The current election, Rajani said, will be fought on planks that were earlier unseen of.
"This time, no developmental issue is being debated. It is a two-pronged campaign from both sides. First is Modi and only Modi. Either you are with him or against him. The second is the crucial one, that of the caste factor," he said.
But, for those who know the region, it should come as no surprise that there is no developmental issue to be discussed.
The region is a very prosperous one. There is hardly any difference between the urban and rural places in this region.
"It's not that Modi has done a lot in the five years. Some of the developmental work like providing electricity for the farmers was started in Keshubhai Patel's time. Modi, being the shrewd politician he is, has taken credit for what Kehsbhai began and in some cases he has taken credit for projects that were already implemented in Keshubhai's time," a neutral observer, who did not want to be named, said.
Regarding the Modi angle, there is no doubt how the opponents are lined up. The BJP, as senior leader Arun Jaitley accepted in a rediff.com interview, is putting all its eggs in the Modi basket.
The Congress, with ample help from the BJP rebels, is training all its guns against the chief minister. "In this election, our opponent is not a party. It is Modi. And it is not a personal battle. As far as the Congress is concerned, Modi is the symbol of violence," leader of the opposition Arjun Morwaria said.
Adding to Modi's woes are the rebels led by former BJP chief ministers Keshubhai Patel, Suresh Mehta and other strong leaders like Kashiram Rana, Vallabbhai Khateria and Gordhan Zadaphia.
The rebels, some of whom are contesting on Congress tickets, and some of whom are managing a backroom campaign against Modi, have more at stake than the Congress and hence are going full steam.
"If Modi loses, then it will be the end of his growth. If he wins, the political career of the rebel leaders will be finished," Rajani said.
Probably even bigger than the Modi factor is the caste factor.
The Patel community, which has been with the BJP for more than a decade, is divided along sub-castes this time.
While the Kadva Patels are still with Modi due to the prominence they have enjoyed in his rule, the Leuva Patels are now against Modi.
"The Leuva Patels are very dominant in the region. Their votes will decide the winner in most of the constituencies in Saurashtra," Rajani said.
The Leuva Patels -- backed by the rebel leaders -- have been running a campaign against Modi at the grassroots level.
Siddharth Parmar, a Dalit leader who is now working against Modi, said the caste thing is a backlash of a phenomenon started by Modi.
"He comes from the Gachchi caste which is not very dominant. So, he has always worked towards dividing the others castes so that no opponents gains. Eventually, he distanced the Leuva Patels by entirely sidelining them and this is coming back to him," Parmar said.

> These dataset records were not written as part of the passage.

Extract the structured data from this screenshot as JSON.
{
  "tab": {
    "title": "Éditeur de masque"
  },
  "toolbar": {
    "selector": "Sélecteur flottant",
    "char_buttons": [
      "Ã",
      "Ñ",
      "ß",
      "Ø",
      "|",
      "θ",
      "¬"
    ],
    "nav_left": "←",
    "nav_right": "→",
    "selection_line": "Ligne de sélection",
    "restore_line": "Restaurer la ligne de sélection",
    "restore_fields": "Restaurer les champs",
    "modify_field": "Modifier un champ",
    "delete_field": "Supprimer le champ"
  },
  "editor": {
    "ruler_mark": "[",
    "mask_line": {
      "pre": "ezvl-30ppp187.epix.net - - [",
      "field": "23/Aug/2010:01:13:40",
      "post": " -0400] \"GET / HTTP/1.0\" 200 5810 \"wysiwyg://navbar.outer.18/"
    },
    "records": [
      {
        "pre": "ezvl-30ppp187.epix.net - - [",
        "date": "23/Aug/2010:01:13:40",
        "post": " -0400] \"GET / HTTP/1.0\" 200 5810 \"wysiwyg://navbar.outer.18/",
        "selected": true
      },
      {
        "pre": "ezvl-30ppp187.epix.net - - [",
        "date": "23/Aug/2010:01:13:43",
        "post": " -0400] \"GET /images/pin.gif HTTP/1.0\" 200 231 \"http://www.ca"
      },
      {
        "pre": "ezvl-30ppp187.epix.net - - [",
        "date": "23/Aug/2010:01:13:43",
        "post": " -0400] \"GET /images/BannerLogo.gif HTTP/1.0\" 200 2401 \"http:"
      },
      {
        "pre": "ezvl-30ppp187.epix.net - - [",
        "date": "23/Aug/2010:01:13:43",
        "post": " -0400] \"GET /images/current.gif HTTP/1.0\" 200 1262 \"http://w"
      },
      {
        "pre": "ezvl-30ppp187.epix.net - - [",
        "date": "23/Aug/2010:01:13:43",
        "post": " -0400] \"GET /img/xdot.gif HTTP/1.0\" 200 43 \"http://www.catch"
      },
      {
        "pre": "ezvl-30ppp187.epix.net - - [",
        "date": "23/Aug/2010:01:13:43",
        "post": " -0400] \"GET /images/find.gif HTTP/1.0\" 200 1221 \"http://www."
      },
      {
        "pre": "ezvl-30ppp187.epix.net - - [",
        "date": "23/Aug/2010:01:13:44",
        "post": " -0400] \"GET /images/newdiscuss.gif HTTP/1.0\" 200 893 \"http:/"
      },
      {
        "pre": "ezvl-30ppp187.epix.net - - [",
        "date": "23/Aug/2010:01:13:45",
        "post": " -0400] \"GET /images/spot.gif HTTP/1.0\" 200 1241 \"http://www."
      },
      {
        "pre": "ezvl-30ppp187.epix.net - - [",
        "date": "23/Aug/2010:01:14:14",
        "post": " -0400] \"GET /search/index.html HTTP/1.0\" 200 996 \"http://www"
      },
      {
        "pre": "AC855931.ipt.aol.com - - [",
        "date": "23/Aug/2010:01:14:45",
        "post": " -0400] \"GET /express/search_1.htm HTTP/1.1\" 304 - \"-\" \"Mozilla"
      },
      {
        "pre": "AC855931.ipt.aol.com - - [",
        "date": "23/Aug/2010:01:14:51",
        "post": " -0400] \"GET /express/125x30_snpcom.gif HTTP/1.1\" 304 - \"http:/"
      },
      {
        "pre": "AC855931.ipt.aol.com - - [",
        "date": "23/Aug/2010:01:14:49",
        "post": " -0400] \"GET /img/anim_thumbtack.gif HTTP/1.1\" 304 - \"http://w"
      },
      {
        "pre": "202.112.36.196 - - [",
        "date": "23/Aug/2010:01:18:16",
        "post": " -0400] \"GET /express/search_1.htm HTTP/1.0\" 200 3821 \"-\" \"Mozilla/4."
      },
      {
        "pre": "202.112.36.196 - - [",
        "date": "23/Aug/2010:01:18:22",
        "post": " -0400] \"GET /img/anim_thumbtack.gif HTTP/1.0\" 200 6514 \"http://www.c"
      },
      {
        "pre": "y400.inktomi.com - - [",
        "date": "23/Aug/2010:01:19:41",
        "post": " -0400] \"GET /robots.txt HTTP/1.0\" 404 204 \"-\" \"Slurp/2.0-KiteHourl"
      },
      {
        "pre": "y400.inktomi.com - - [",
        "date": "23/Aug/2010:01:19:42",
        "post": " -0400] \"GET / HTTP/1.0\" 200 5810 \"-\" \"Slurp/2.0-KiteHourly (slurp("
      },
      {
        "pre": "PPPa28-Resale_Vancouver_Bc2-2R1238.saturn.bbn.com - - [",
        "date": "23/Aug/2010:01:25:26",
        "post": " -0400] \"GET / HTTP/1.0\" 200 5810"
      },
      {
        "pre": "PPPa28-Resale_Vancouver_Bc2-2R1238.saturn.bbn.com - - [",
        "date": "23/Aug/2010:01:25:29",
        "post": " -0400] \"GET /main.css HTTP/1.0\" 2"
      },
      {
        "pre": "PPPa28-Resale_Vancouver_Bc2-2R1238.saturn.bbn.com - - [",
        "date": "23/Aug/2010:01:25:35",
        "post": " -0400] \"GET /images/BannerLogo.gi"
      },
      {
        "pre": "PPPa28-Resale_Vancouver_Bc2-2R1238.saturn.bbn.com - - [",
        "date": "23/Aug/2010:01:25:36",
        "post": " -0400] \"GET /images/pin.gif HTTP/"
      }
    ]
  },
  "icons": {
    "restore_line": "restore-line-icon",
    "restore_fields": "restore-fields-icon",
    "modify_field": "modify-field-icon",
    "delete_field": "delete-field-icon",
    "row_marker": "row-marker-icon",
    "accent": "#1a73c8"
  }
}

With so many factors working against Modi, there is still reason to believe he will pull it off.
Rajani said though it is a do-or-die battle for both the rebels and Modi, the Congress might just have done itself and the rebels a disfavour by delaying the announcements of the nominations in the region.
"One thing that might work in the favour of Modi are the Congress rebels. Yes, Congress rebels. Quite a few BJP rebel leaders will be contesting this election on a Congress ticket. But there was an inordinate delay in the nomination process. Thus, Congress leaders who were hopeful of getting a nomination but were denied due the mast minute decision, are contesting as independent candidates in many constituencies. It is a very likely possibility that the votes that they gain will be the margin in which the BJP will scrape through in these constituencies," Rajani said.